One of the most insidious tactics has been to insert non-disparagement clauses in customer agreements. These clauses are simple: they essentially forbid customers from publishing anything negative about a business, and come with stiff financial penalties if broken.
Despite their harsh nature, and the fact that in many cases they are unenforceable, more and more companies have included these clauses in their customer agreements and some have even created headlines when they try to use them.
For instance, one company, KlearGear.com, found itself under CNN’s spotlight when it fined a couple $3,500 for a claimed violation of its non-disparagement clause.
When the couple refused to pay, KlearGear.com turned the former customers over to a collections company, resulting in damage to the couple’s credit score.
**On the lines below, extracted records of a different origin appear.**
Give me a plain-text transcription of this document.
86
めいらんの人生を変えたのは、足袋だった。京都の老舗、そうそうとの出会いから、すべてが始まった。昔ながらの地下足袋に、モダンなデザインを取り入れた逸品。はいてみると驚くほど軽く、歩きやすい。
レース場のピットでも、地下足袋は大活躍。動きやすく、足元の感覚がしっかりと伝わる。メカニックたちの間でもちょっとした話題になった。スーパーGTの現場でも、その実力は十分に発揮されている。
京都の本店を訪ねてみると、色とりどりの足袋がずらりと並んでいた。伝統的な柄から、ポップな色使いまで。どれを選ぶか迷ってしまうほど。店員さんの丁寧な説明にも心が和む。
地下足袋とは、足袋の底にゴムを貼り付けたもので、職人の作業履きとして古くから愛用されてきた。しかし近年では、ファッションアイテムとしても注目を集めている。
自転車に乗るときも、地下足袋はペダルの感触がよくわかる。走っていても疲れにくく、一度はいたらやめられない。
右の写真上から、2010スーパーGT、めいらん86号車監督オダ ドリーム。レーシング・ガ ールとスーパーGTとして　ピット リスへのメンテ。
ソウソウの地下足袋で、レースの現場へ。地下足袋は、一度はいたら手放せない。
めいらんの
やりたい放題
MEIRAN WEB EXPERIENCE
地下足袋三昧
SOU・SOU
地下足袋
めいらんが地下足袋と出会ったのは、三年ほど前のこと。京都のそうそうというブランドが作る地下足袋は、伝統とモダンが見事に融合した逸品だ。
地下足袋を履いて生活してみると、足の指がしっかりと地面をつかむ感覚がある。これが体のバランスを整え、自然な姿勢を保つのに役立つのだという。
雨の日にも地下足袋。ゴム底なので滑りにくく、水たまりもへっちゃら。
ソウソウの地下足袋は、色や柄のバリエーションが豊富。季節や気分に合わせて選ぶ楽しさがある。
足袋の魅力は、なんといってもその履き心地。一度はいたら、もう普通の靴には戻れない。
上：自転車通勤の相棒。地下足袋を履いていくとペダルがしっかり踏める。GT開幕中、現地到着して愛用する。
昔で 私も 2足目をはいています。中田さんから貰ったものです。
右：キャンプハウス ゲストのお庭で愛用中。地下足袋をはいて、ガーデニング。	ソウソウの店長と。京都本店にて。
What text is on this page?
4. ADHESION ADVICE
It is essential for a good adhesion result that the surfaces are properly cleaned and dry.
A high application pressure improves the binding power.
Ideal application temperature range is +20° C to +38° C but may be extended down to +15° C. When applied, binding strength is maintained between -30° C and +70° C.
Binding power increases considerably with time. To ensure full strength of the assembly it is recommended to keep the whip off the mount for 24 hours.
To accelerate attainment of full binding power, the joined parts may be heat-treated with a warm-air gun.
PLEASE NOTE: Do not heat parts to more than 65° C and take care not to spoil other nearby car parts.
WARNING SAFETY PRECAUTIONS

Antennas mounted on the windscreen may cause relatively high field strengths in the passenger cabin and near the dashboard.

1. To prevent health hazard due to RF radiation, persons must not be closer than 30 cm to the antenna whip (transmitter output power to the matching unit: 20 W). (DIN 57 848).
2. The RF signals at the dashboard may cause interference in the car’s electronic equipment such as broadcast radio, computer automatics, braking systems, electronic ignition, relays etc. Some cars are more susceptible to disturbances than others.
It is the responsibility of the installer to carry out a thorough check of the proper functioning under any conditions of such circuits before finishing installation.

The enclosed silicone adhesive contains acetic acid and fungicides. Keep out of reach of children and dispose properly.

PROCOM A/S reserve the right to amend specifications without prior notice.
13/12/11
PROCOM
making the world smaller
The couple sued KlearGear.com and won a $306,750 default judgment against the company.
Cases like this one may be extreme, but some lawmakers in the United States Congress are concerned enough that they have introduced a bill called the Consumer Review Freedom Act, which would make non-disparagement clauses like the one used by KlearGear.com unenforceable.
The proposed law would also authorize the Department of Justice and state attorneys general to pursue violators of the law.
Representative Darrell Issa stated in announcing the bill:
The Internet is a critical economic engine, increasingly used for all types of commerce and communication, including for consumer reviews. Some organizations have sought to stifle customers’ abilities to express their opinions online by threatening punitive action if a customer leaves a negative review.
The mere threat of monetary penalties or fines for writing honest reviews would chill the free exchange of opinions we expect to find on the Internet. The Consumer Review Freedom Act would put a stop to these outrageous attempts to silence free speech online.
Is a law really necessary?
Supporters of the Consumer Review Freedom Act include prominent online services such as Yelp, TripAdvisor and Angie’s List. They, obviously, have a vested interest in seeing that consumers have the ability to post honest reviews on their services, even if they’re negative.
But is a law protecting online reviews really necessary? In many states, the kind of non-disparagement clauses that seek to limit the freedom of a customer to voice an opinion about a business are already unenforceable, and the KlearGear.com case shows that businesses using strong-armed tactics against customers can wind up facing stiff penalties for their actions.
Supporters argue, however, that making the rules uniform at the federal level is necessary to truly prevent bad behavior on the part of businesses.
And some supporters, like the Information Technology and Innovation Foundation (ITIF), believe that Congress needs to address more than anti-disparagement clauses. There are other ways businesses can pursue customers and try to prevent them from speaking out and Congress should address these too the organization says.
Just don’t suck
Of course, the reality for businesses is that trying to silence negative reviews is usually a losing battle. While there are certainly cases where negative reviews are not legitimate, arguably the best way for business owners to protect their interests is to ensure that they have enough good reviews to drown out any bad ones.
At the end of the day, it comes down to one thing: don’t suck. If you don’t suck, chances are your business’ online reviews will reflect that. And if you do suck, the best way to improve your business’ online reviews is to improve your product or service.